OUR PREPARATION FOR TEMPTATION
I. A Double Weapon
If we have the right spirit of solicitude about our temptations, it will arm us with a double weapon against Satan which he will have no power to break. We are told that we are to watch in prayer,—vigilare in orationibus.[[1]] It is the command given by our Lord to his disciples in the Garden in the hour of the power of darkness: "Watch ye and pray lest ye enter into temptation."[[2]]
St. Paul, also, in his exhortation to the Ephesian Christians to "put on the whole armour of God,"[[3]] does not regard it as enough to give the great list of virtues with which they are to be panoplied. The loins must indeed be girt with truth; the breastplate of righteousness must be buckled on and the sandals of the preparation of the gospel of peace; while above all else there must be the shield of faith; and the great catalogue of the Christian soldier's equipment ends with the helmet of salvation and the sword of the Spirit.
But this armour is not sufficient for the warfare. Complete as it seems, something else is necessary to insure the victory; and so the great Christian warrior, who himself had "fought a good fight,"[[4]] adds something more, namely, watchfulness and prayer,—"Praying always, with all prayer and supplication in the Spirit, and watching thereunto with all perseverance and supplication for all saints."
How strong are his words, poured forth with such impetuosity of expression as to seem to a superficial reader to be almost tautological,—"praying with all prayer and supplication." How careful, too, is he to remind us that this prayer and supplication must be "in the Spirit," in response to the Spirit's impulse, and with the right judgment that He alone can give, and which He will give only to those who ask Him "nothing wavering."[[5]]
Nor will prayer alone suffice. There must be a "watching thereunto with all perseverance"; not relaxing our vigilance, but maintaining it to the end. Neither is the soul to grow faint in its watch, nor imagine, in regard to any point, that careful guard is no longer necessary.
The word "thereunto" calls for comment. Does the vigilance enjoined apply only to the work of prayer which has just been mentioned, or does it reach back to the whole category of duties included in putting on the armour of God? At first glance it might seem inadequate to make it refer only to the all-embracing duty of prayer, but if we comprehend fully all that prayer means, we shall see that it is not necessary that we should directly connect the injunction to vigilance with anything else.[[6]] If we are keenly vigilant to pray as we ought in the power of the Spirit concerning truth and righteousness, faith and salvation, and all else that the Apostle has been describing, nothing will be wanting to us as good soldiers of Jesus Christ.
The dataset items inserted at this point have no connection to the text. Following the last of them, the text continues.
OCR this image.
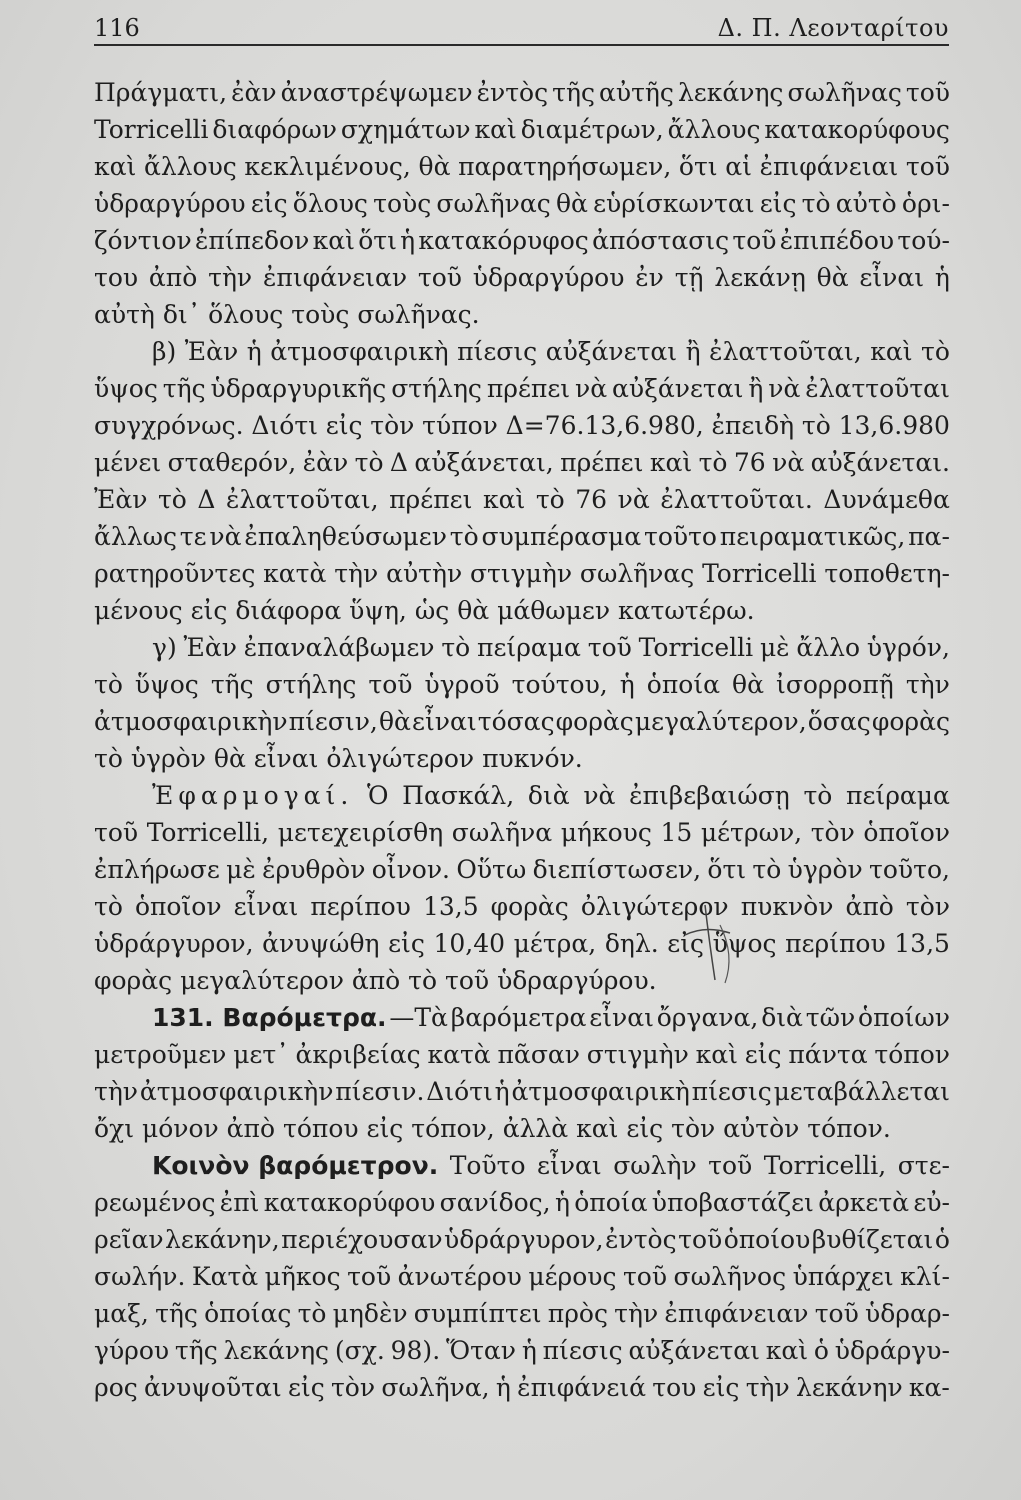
116	Δ. Π. Λεονταρίτου
Πράγματι, ἐὰν ἀναστρέψωμεν ἐντὸς τῆς αὐτῆς λεκάνης σωλῆνας τοῦ
Torricelli διαφόρων σχημάτων καὶ διαμέτρων, ἄλλους κατακορύφους
καὶ ἄλλους κεκλιμένους, θὰ παρατηρήσωμεν, ὅτι αἱ ἐπιφάνειαι τοῦ
ὑδραργύρου εἰς ὅλους τοὺς σωλῆνας θὰ εὑρίσκωνται εἰς τὸ αὐτὸ ὁρι-
ζόντιον ἐπίπεδον καὶ ὅτι ἡ κατακόρυφος ἀπόστασις τοῦ ἐπιπέδου τού-
του ἀπὸ τὴν ἐπιφάνειαν τοῦ ὑδραργύρου ἐν τῇ λεκάνῃ θὰ εἶναι ἡ
αὐτὴ
δι᾽
ὅλους
τοὺς
σωλῆνας.
β) Ἐὰν ἡ ἀτμοσφαιρικὴ πίεσις αὐξάνεται ἢ ἐλαττοῦται, καὶ τὸ
ὕψος τῆς ὑδραργυρικῆς στήλης πρέπει νὰ αὐξάνεται ἢ νὰ ἐλαττοῦται
συγχρόνως. Διότι εἰς τὸν τύπον Δ=76.13,6.980, ἐπειδὴ τὸ 13,6.980
μένει σταθερόν, ἐὰν τὸ Δ αὐξάνεται, πρέπει καὶ τὸ 76 νὰ αὐξάνεται.
Ἐὰν τὸ Δ ἐλαττοῦται, πρέπει καὶ τὸ 76 νὰ ἐλαττοῦται. Δυνάμεθα
ἄλλως τε νὰ ἐπαληθεύσωμεν τὸ συμπέρασμα τοῦτο πειραματικῶς, πα-
ρατηροῦντες κατὰ τὴν αὐτὴν στιγμὴν σωλῆνας Torricelli τοποθετη-
μένους
εἰς
διάφορα
ὕψη,
ὡς
θὰ
μάθωμεν
κατωτέρω.
γ) Ἐὰν ἐπαναλάβωμεν τὸ πείραμα τοῦ Torricelli μὲ ἄλλο ὑγρόν,
τὸ ὕψος τῆς στήλης τοῦ ὑγροῦ τούτου, ἡ ὁποία θὰ ἰσορροπῇ τὴν
ἀτμοσφαιρικὴν πίεσιν, θὰ εἶναι τόσας φορὰς μεγαλύτερον, ὅσας φορὰς
τὸ
ὑγρὸν
θὰ
εἶναι
ὀλιγώτερον
πυκνόν.
Ἐφαρμογαί. Ὁ Πασκάλ, διὰ νὰ ἐπιβεβαιώσῃ τὸ πείραμα
τοῦ Torricelli, μετεχειρίσθη σωλῆνα μήκους 15 μέτρων, τὸν ὁποῖον
ἐπλήρωσε μὲ ἐρυθρὸν οἶνον. Οὕτω διεπίστωσεν, ὅτι τὸ ὑγρὸν τοῦτο,
τὸ ὁποῖον εἶναι περίπου 13,5 φορὰς ὀλιγώτερον πυκνὸν ἀπὸ τὸν
ὑδράργυρον, ἀνυψώθη εἰς 10,40 μέτρα, δηλ. εἰς ὕψος περίπου 13,5
φορὰς
μεγαλύτερον
ἀπὸ
τὸ
τοῦ
ὑδραργύρου.
131. Βαρόμετρα. —Τὰ βαρόμετρα εἶναι ὄργανα, διὰ τῶν ὁποίων
μετροῦμεν μετ᾽ ἀκριβείας κατὰ πᾶσαν στιγμὴν καὶ εἰς πάντα τόπον
τὴν ἀτμοσφαιρικὴν πίεσιν. Διότι ἡ ἀτμοσφαιρικὴ πίεσις μεταβάλλεται
ὄχι
μόνον
ἀπὸ
τόπου
εἰς
τόπον,
ἀλλὰ
καὶ
εἰς
τὸν
αὐτὸν
τόπον.
Κοινὸν βαρόμετρον. Τοῦτο εἶναι σωλὴν τοῦ Torricelli, στε-
ρεωμένος ἐπὶ κατακορύφου σανίδος, ἡ ὁποία ὑποβαστάζει ἀρκετὰ εὐ-
ρεῖαν λεκάνην, περιέχουσαν ὑδράργυρον, ἐντὸς τοῦ ὁποίου βυθίζεται ὁ
σωλήν. Κατὰ μῆκος τοῦ ἀνωτέρου μέρους τοῦ σωλῆνος ὑπάρχει κλί-
μαξ, τῆς ὁποίας τὸ μηδὲν συμπίπτει πρὸς τὴν ἐπιφάνειαν τοῦ ὑδραρ-
γύρου τῆς λεκάνης (σχ. 98). Ὅταν ἡ πίεσις αὐξάνεται καὶ ὁ ὑδράργυ-
ρος ἀνυψοῦται εἰς τὸν σωλῆνα, ἡ ἐπιφάνειά του εἰς τὴν λεκάνην κα-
How truly did à Kempis catch the thought which the Holy Spirit had given the great Apostle when he paraphrased our Lord's command in the words, "Be watchful in prayer."
Let us consider, then, this twofold weapon with which God will arm us, for we note that they are not two separate weapons. Our Lord said, "Watch ye and pray," and the blessed à Kempis gives us, as we have just seen, the true commentary on the command in the paraphrase, "Watch in prayer."